If Trump’s allegation is true, Chaffetz said, “the paper trail should be there” from whatever court authorized the wiretap. “Look, it’s a very serious allegation. The president has at his fingertips tens of billions of dollars in intelligence apparatus,” he said. “I’ve got to believe -- I think he might have something there, but if not, we're going to find out.”
On March 07 2017 04:37 LightSpectra wrote: I agree with LL, nobody in their right mind thinks the Democratic primary was even and fair. The media coverage of Clinton versus Sanders was preposterously one-sided.
preposterously? do you have any citations for that? and one-sided in who's favor? and of course, what the media does is a bit different from the fairness of the primary itself. the media does what it does, unfortunately. better coverage quality from media would've cost trump his win.
of course, if sanders really wants a fair primary, he kinda should be a member of the democratic party.
i'd say the primary was sufficiently fair, considering the circumstances. Things are seldom perfect.
Sanders isn't even a party loyalist! He didn't solicit donations for our party, he doesn't dine with the right people, he doesn't even accept the party's nomination for Senator. I mean, undermining his campaign for the Democratic nomination is the only reasonable path forward. We should all think up narratives about how his campaign sucked and how we should say he was actually an atheist, not a Jew, because it would help out with our Southern Baptist peeps.
On March 07 2017 04:37 LightSpectra wrote: I agree with LL, nobody in their right mind thinks the Democratic primary was even and fair. The media coverage of Clinton versus Sanders was preposterously one-sided.

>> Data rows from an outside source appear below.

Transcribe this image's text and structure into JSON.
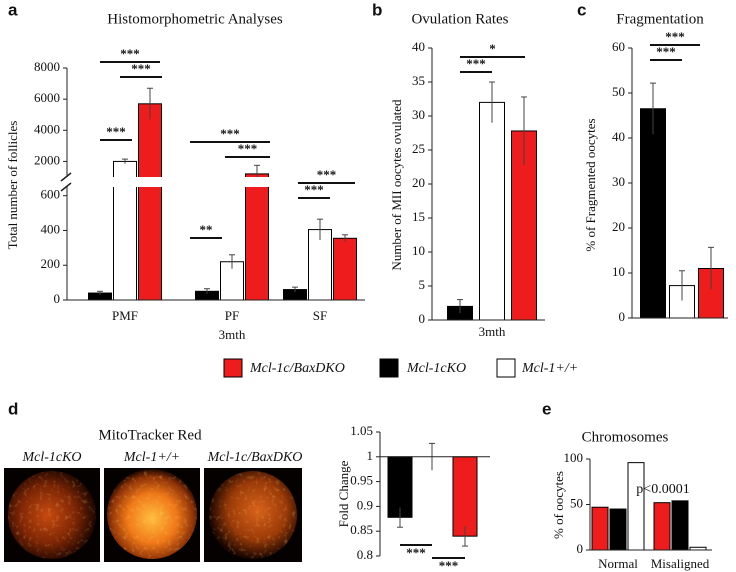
{
  "chart_data": [
    {
      "type": "bar",
      "panel": "a",
      "title": "Histomorphometric Analyses",
      "ylabel": "Total number of follicles",
      "xlabel": "3mth",
      "categories": [
        "PMF",
        "PF",
        "SF"
      ],
      "series": [
        {
          "color": "#000000",
          "values": [
            40,
            50,
            60
          ],
          "errors": [
            10,
            15,
            14
          ]
        },
        {
          "color": "#ffffff",
          "values": [
            2000,
            220,
            405
          ],
          "errors": [
            150,
            40,
            60
          ]
        },
        {
          "color": "#ee1c1c",
          "values": [
            5700,
            1200,
            355
          ],
          "errors": [
            1000,
            550,
            20
          ]
        }
      ],
      "ylim": [
        0,
        8000
      ],
      "ybreak": [
        650,
        1000
      ],
      "yticks": [
        0,
        200,
        400,
        600,
        2000,
        4000,
        6000,
        8000
      ],
      "annotations": [
        "***",
        "***",
        "***",
        "***",
        "***",
        "**",
        "***",
        "***"
      ]
    },
    {
      "type": "bar",
      "panel": "b",
      "title": "Ovulation Rates",
      "ylabel": "Number of MII oocytes ovulated",
      "categories": [
        "3mth"
      ],
      "series": [
        {
          "color": "#000000",
          "values": [
            2
          ],
          "errors": [
            1
          ]
        },
        {
          "color": "#ffffff",
          "values": [
            32
          ],
          "errors": [
            3
          ]
        },
        {
          "color": "#ee1c1c",
          "values": [
            27.8
          ],
          "errors": [
            5
          ]
        }
      ],
      "ylim": [
        0,
        40
      ],
      "yticks": [
        0,
        5,
        10,
        15,
        20,
        25,
        30,
        35,
        40
      ],
      "annotations": [
        "*",
        "***"
      ]
    },
    {
      "type": "bar",
      "panel": "c",
      "title": "Fragmentation",
      "ylabel": "% of Fragmented oocytes",
      "series": [
        {
          "color": "#000000",
          "values": [
            46.5
          ],
          "errors": [
            5.7
          ]
        },
        {
          "color": "#ffffff",
          "values": [
            7.2
          ],
          "errors": [
            3.3
          ]
        },
        {
          "color": "#ee1c1c",
          "values": [
            11
          ],
          "errors": [
            4.7
          ]
        }
      ],
      "ylim": [
        0,
        60
      ],
      "yticks": [
        0,
        10,
        20,
        30,
        40,
        50,
        60
      ],
      "annotations": [
        "***",
        "***"
      ]
    },
    {
      "type": "bar",
      "panel": "d",
      "ylabel": "Fold Change",
      "images": {
        "title": "MitoTracker Red",
        "labels": [
          "Mcl-1cKO",
          "Mcl-1+/+",
          "Mcl-1c/BaxDKO"
        ]
      },
      "series": [
        {
          "color": "#000000",
          "values": [
            0.878
          ],
          "errors": [
            0.02
          ]
        },
        {
          "color": "#ffffff",
          "values": [
            1.0
          ],
          "errors": [
            0.027
          ]
        },
        {
          "color": "#ee1c1c",
          "values": [
            0.84
          ],
          "errors": [
            0.02
          ]
        }
      ],
      "baseline": 1,
      "ylim": [
        0.8,
        1.05
      ],
      "yticks": [
        0.8,
        0.85,
        0.9,
        0.95,
        1,
        1.05
      ],
      "annotations": [
        "***",
        "***"
      ]
    },
    {
      "type": "bar",
      "panel": "e",
      "title": "Chromosomes",
      "ylabel": "% of  oocytes",
      "categories": [
        "Normal",
        "Misaligned"
      ],
      "series": [
        {
          "name": "Mcl-1c/BaxDKO",
          "color": "#ee1c1c",
          "values": [
            47,
            52
          ]
        },
        {
          "name": "Mcl-1cKO",
          "color": "#000000",
          "values": [
            45,
            54
          ]
        },
        {
          "name": "Mcl-1+/+",
          "color": "#ffffff",
          "values": [
            96,
            3
          ]
        }
      ],
      "ylim": [
        0,
        100
      ],
      "yticks": [
        0,
        50,
        100
      ],
      "annotations": [
        "p<0.0001"
      ]
    }
  ]
}
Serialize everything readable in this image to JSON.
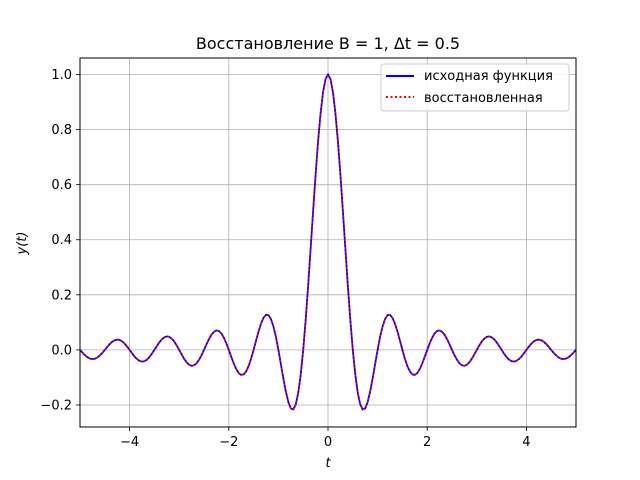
{
  "chart_data": {
    "type": "line",
    "title": "Восстановление B = 1, Δt = 0.5",
    "xlabel": "t",
    "ylabel": "y(t)",
    "xlim": [
      -5,
      5
    ],
    "ylim": [
      -0.28,
      1.06
    ],
    "xticks": [
      -4,
      -2,
      0,
      2,
      4
    ],
    "xtick_labels": [
      "−4",
      "−2",
      "0",
      "2",
      "4"
    ],
    "yticks": [
      -0.2,
      0.0,
      0.2,
      0.4,
      0.6,
      0.8,
      1.0
    ],
    "ytick_labels": [
      "−0.2",
      "0.0",
      "0.2",
      "0.4",
      "0.6",
      "0.8",
      "1.0"
    ],
    "grid": true,
    "legend_position": "top-right",
    "series": [
      {
        "name": "исходная функция",
        "color": "#0000ff",
        "style": "solid",
        "function": "sinc(2*B*t)",
        "x_range": [
          -5,
          5
        ],
        "points": 201
      },
      {
        "name": "восстановленная",
        "color": "#ff0000",
        "style": "dotted",
        "function": "sum of sinc interpolants over samples at step 0.5",
        "x_range": [
          -5,
          5
        ],
        "points": 201
      }
    ]
  }
}
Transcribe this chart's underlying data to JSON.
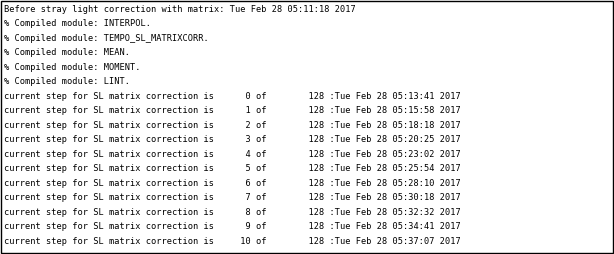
{
  "background_color": "#ffffff",
  "text_color": "#000000",
  "border_color": "#000000",
  "font_size": 6.2,
  "lines": [
    "Before stray light correction with matrix: Tue Feb 28 05:11:18 2017",
    "% Compiled module: INTERPOL.",
    "% Compiled module: TEMPO_SL_MATRIXCORR.",
    "% Compiled module: MEAN.",
    "% Compiled module: MOMENT.",
    "% Compiled module: LINT.",
    "current step for SL matrix correction is      0 of        128 :Tue Feb 28 05:13:41 2017",
    "current step for SL matrix correction is      1 of        128 :Tue Feb 28 05:15:58 2017",
    "current step for SL matrix correction is      2 of        128 :Tue Feb 28 05:18:18 2017",
    "current step for SL matrix correction is      3 of        128 :Tue Feb 28 05:20:25 2017",
    "current step for SL matrix correction is      4 of        128 :Tue Feb 28 05:23:02 2017",
    "current step for SL matrix correction is      5 of        128 :Tue Feb 28 05:25:54 2017",
    "current step for SL matrix correction is      6 of        128 :Tue Feb 28 05:28:10 2017",
    "current step for SL matrix correction is      7 of        128 :Tue Feb 28 05:30:18 2017",
    "current step for SL matrix correction is      8 of        128 :Tue Feb 28 05:32:32 2017",
    "current step for SL matrix correction is      9 of        128 :Tue Feb 28 05:34:41 2017",
    "current step for SL matrix correction is     10 of        128 :Tue Feb 28 05:37:07 2017"
  ],
  "fig_width": 6.14,
  "fig_height": 2.54,
  "dpi": 100
}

It depends what kind of coverage you're talking about and which media outlets. There were bastions of left media out there that were continuing to cover Sanders as a potential winner long after it was a borderline impossibility relying on every superdelegate to vote for him (despite saying early on they were horrible) and insane vote numbers in remaining states, and there was also relentless character assassination on both sides despite the candidates themselves trying to stop it.
On March 07 2017 04:33 LegalLord wrote: It does take a special amount of cognitive dissonance (or, at the very least, conflict of interest) to look at what transpired over the course of the Democratic primaries and conclude that it was all just peachy and great and well-done. I believe it about as much as I believe DWS saying post-resignation, "I did nothing wrong and just took one for the team guys!"
Speaking of learning to scroll past the discussions that suck, should I just skip the next 5-10 pages? I don't remember the last time someone said something new in the "was Bernie cheated" debate, but it doesn't stop it from shitting up the thread every time it comes up.
If someone brought up something the DNC did to screw Bernie, not just stuff they said in internal emails, that'd be new ground.
On March 07 2017 04:44 LegalLord wrote: Sanders isn't even a party loyalist! He didn't solicit donations for our party, he doesn't dine with the right people, he doesn't even accept the party's nomination for Senator. I mean, undermining his campaign for the Democratic nomination is the only reasonable path forward. We should all think up narratives about how his campaign sucked and how we should say he was actually an atheist, not a Jew, because it would help out with our Southern Baptist peeps.
seriously legal, please stop it, you're being profoundly unhelpful, often putting in things that have been debunked dozens of times, and it's raelly only trolling at this point. christians -> quite possibly; legall's long history of trolling does indicate a high chance of that.